SESSO, Gerardo da
– Originario di Reggio Emilia e appartenente a una famiglia (di cui v. la voce in questo Dizionario) di salda fede imperiale, nacque attorno al 1160.
Nell’ultimo decennio del XII secolo entrò nel capitolo della cattedrale di Parma, dove dal 1188 al 1192 Guidotto de Sesso (morto ante 9 giugno 1192) fu preposito.
Una precisa definizione della sua presenza e attività nel capitolo non è facile per il ripetersi del nome Gerardo all’interno del collegio; ne faceva parte però sicuramente nell’aprile del 1192 quando, assieme al preposito di S. Prospero di Reggio Emilia, egli fu delegato da Celestino III per risolvere una controversia interna al capitolo della cattedrale di Reggio. Nell’indirizzo di tale lettera il papa indicò Gerardo con il titolo di magister, indizio di una precedente carriera di studio, presumibilmente svoltasi a Parigi (ove potrebbe aver conosciuto Lotario di Segni, il futuro Innocenzo III) o a Bologna. Secondo Thomas Kaeppeli (1962, pp. 294-297), egli è da identificare nell’arcidiacono Gepardus che per delega di Innocenzo III rese a Parma una sentenza arbitrale, relativa alla causa a lungo dibattuta tra i canonici della chiesa di S. Bartolomeo di Milano e il monastero di S. Dionigi della stessa città.
La carriera di Gerardo sembra in ogni caso collocarsi agli inizi della ‘strategia familiare’ messa in atto dai da Sesso. Egli stesso si adoperò per incrementare la presenza degli esponenti della casata entro le istituzioni ecclesiastiche emiliane: a Parma si preoccupò di riservare il primo beneficio vacante nel capitolo della cattedrale per suo nipote G., figlio di un suo fratello, pure designato con l’iniziale G.

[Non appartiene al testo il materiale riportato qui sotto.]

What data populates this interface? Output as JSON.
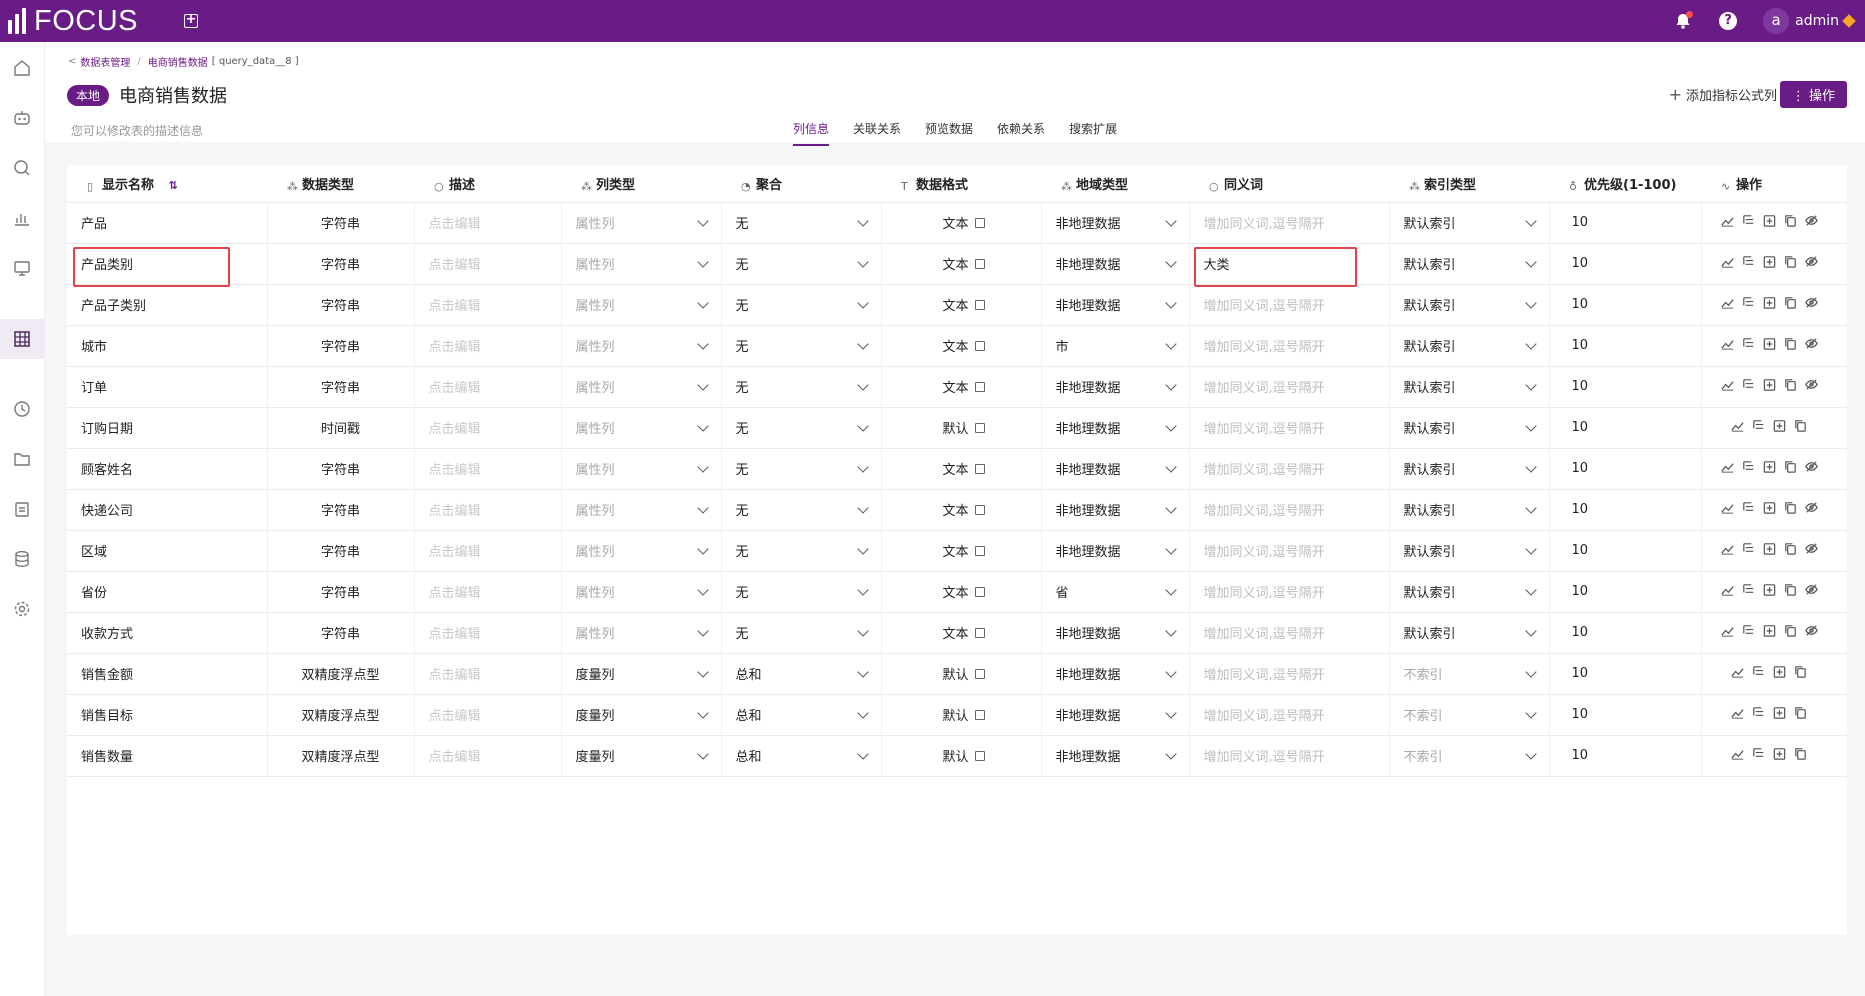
{
  "app": {
    "logo_text": "FOCUS",
    "user": "admin",
    "user_initial": "a"
  },
  "colors": {
    "brand": "#6a1c86",
    "highlight": "#e0444b"
  },
  "sidebar_icons": [
    "home-icon",
    "robot-icon",
    "search-icon",
    "chart-icon",
    "board-icon",
    "table-icon",
    "history-icon",
    "folder-icon",
    "clipboard-icon",
    "database-icon",
    "gear-icon"
  ],
  "breadcrumb": {
    "parent": "数据表管理",
    "current": "电商销售数据",
    "suffix": "[ query_data__8 ]"
  },
  "header": {
    "badge": "本地",
    "title": "电商销售数据",
    "desc_hint": "您可以修改表的描述信息",
    "add_formula": "添加指标公式列",
    "ops_button": "操作"
  },
  "tabs": [
    "列信息",
    "关联关系",
    "预览数据",
    "依赖关系",
    "搜索扩展"
  ],
  "columns": [
    "显示名称",
    "数据类型",
    "描述",
    "列类型",
    "聚合",
    "数据格式",
    "地域类型",
    "同义词",
    "索引类型",
    "优先级(1-100)",
    "操作"
  ],
  "desc_placeholder": "点击编辑",
  "syn_placeholder": "增加同义词,逗号隔开",
  "rows": [
    {
      "name": "产品",
      "type": "字符串",
      "coltype": "属性列",
      "agg": "无",
      "fmt": "文本",
      "geo": "非地理数据",
      "syn": "",
      "idx": "默认索引",
      "pri": "10",
      "hide": true
    },
    {
      "name": "产品类别",
      "type": "字符串",
      "coltype": "属性列",
      "agg": "无",
      "fmt": "文本",
      "geo": "非地理数据",
      "syn": "大类",
      "idx": "默认索引",
      "pri": "10",
      "hide": true
    },
    {
      "name": "产品子类别",
      "type": "字符串",
      "coltype": "属性列",
      "agg": "无",
      "fmt": "文本",
      "geo": "非地理数据",
      "syn": "",
      "idx": "默认索引",
      "pri": "10",
      "hide": true
    },
    {
      "name": "城市",
      "type": "字符串",
      "coltype": "属性列",
      "agg": "无",
      "fmt": "文本",
      "geo": "市",
      "syn": "",
      "idx": "默认索引",
      "pri": "10",
      "hide": true
    },
    {
      "name": "订单",
      "type": "字符串",
      "coltype": "属性列",
      "agg": "无",
      "fmt": "文本",
      "geo": "非地理数据",
      "syn": "",
      "idx": "默认索引",
      "pri": "10",
      "hide": true
    },
    {
      "name": "订购日期",
      "type": "时间戳",
      "coltype": "属性列",
      "agg": "无",
      "fmt": "默认",
      "geo": "非地理数据",
      "syn": "",
      "idx": "默认索引",
      "pri": "10",
      "hide": false
    },
    {
      "name": "顾客姓名",
      "type": "字符串",
      "coltype": "属性列",
      "agg": "无",
      "fmt": "文本",
      "geo": "非地理数据",
      "syn": "",
      "idx": "默认索引",
      "pri": "10",
      "hide": true
    },
    {
      "name": "快递公司",
      "type": "字符串",
      "coltype": "属性列",
      "agg": "无",
      "fmt": "文本",
      "geo": "非地理数据",
      "syn": "",
      "idx": "默认索引",
      "pri": "10",
      "hide": true
    },
    {
      "name": "区域",
      "type": "字符串",
      "coltype": "属性列",
      "agg": "无",
      "fmt": "文本",
      "geo": "非地理数据",
      "syn": "",
      "idx": "默认索引",
      "pri": "10",
      "hide": true
    },
    {
      "name": "省份",
      "type": "字符串",
      "coltype": "属性列",
      "agg": "无",
      "fmt": "文本",
      "geo": "省",
      "syn": "",
      "idx": "默认索引",
      "pri": "10",
      "hide": true
    },
    {
      "name": "收款方式",
      "type": "字符串",
      "coltype": "属性列",
      "agg": "无",
      "fmt": "文本",
      "geo": "非地理数据",
      "syn": "",
      "idx": "默认索引",
      "pri": "10",
      "hide": true
    },
    {
      "name": "销售金额",
      "type": "双精度浮点型",
      "coltype": "度量列",
      "agg": "总和",
      "fmt": "默认",
      "geo": "非地理数据",
      "syn": "",
      "idx": "不索引",
      "pri": "10",
      "hide": false
    },
    {
      "name": "销售目标",
      "type": "双精度浮点型",
      "coltype": "度量列",
      "agg": "总和",
      "fmt": "默认",
      "geo": "非地理数据",
      "syn": "",
      "idx": "不索引",
      "pri": "10",
      "hide": false
    },
    {
      "name": "销售数量",
      "type": "双精度浮点型",
      "coltype": "度量列",
      "agg": "总和",
      "fmt": "默认",
      "geo": "非地理数据",
      "syn": "",
      "idx": "不索引",
      "pri": "10",
      "hide": false
    }
  ]
}
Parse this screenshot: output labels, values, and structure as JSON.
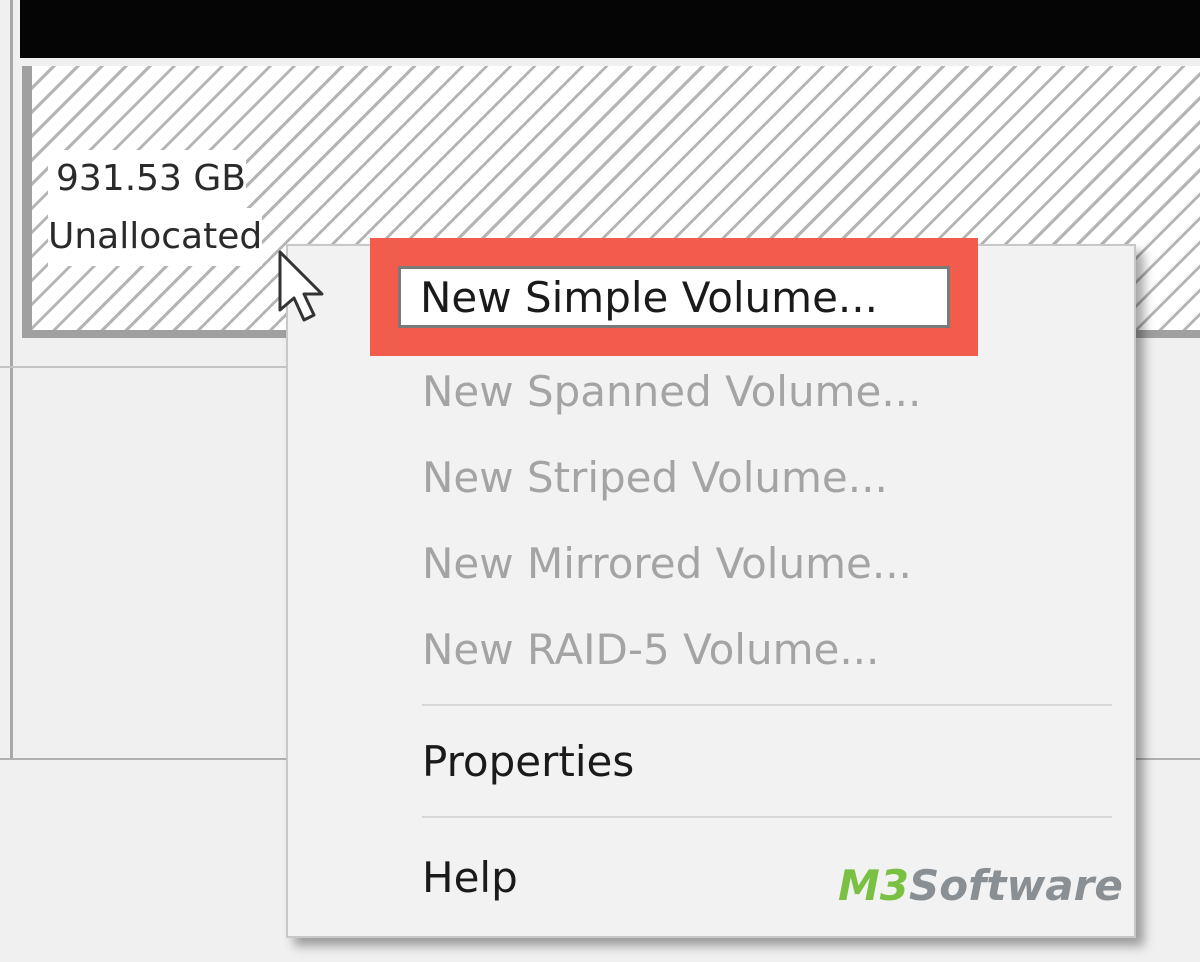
{
  "disk": {
    "partition_size": "931.53 GB",
    "partition_status": "Unallocated"
  },
  "context_menu": {
    "highlighted_item": "New Simple Volume...",
    "items": [
      {
        "label": "New Spanned Volume...",
        "enabled": false
      },
      {
        "label": "New Striped Volume...",
        "enabled": false
      },
      {
        "label": "New Mirrored Volume...",
        "enabled": false
      },
      {
        "label": "New RAID-5 Volume...",
        "enabled": false
      },
      {
        "label": "Properties",
        "enabled": true
      },
      {
        "label": "Help",
        "enabled": true
      }
    ]
  },
  "watermark": {
    "brand_prefix": "M3",
    "brand_suffix": "Software"
  },
  "colors": {
    "highlight_border": "#f25c4c",
    "brand_green": "#7ac143",
    "brand_gray": "#8a8f94",
    "disabled_text": "#a4a4a4"
  },
  "icons": {
    "cursor": "arrow-pointer-icon"
  }
}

Sullo scorcio del XII secolo e agli inizi del successivo nel capitolo parmense, oltre ai già ricordati Guidotto e Gerardo, tra il 1206 e il 1211 era presente Ugolino da Sesso (v. la voce in questo Dizionario). Negli stessi anni un omonimo Ugo da Sesso era arciprete della pieve di S. Michele di Modolena nel Reggiano (1206-12), dove nel 1217-25 gli succedette Guidotto de Sesso, al tempo stesso canonico a Parma (morto il 1229).
L’esiguità delle attestazioni utili per ricostruire gli estremi della permanenza del magister Gerardo nel capitolo di Parma è forse da imputare alla carriera di insegnamento da lui intrapresa, e peraltro non documentata. Sicuri sono invece i suoi legami con le scuole giuridiche e teologiche di Cremona, dove fu attivo Sicardo, vescovo negli anni 1185-1215 (v. la voce in questo Dizionario). Come Sicardo, Gerardo compose una Summa, di contenuto teologico, dall’incipit Ne transgrediaris; Artur Landgraf sulla base delle tematiche in essa trattate ha proposto di collocarla entro la cerchia di Prepositino di Cremona, docente a Magonza (1194-ante 1206) e a Parigi (1206-10).
Tra il 1199 e il 1200 Gerardo abbandonò il capitolo emiliano e si ritirò nel monastero cisterciense di Tiglieto (diocesi di Acqui), dove prima del novembre 1205 fu eletto abate. Da allora i suoi orizzonti di vita si modificarono, perché Innocenzo III lo nominò visitator et provisor Lombardie assieme al vescovo di Vercelli Lotario da Cremona e al prete Alberto di Mantova.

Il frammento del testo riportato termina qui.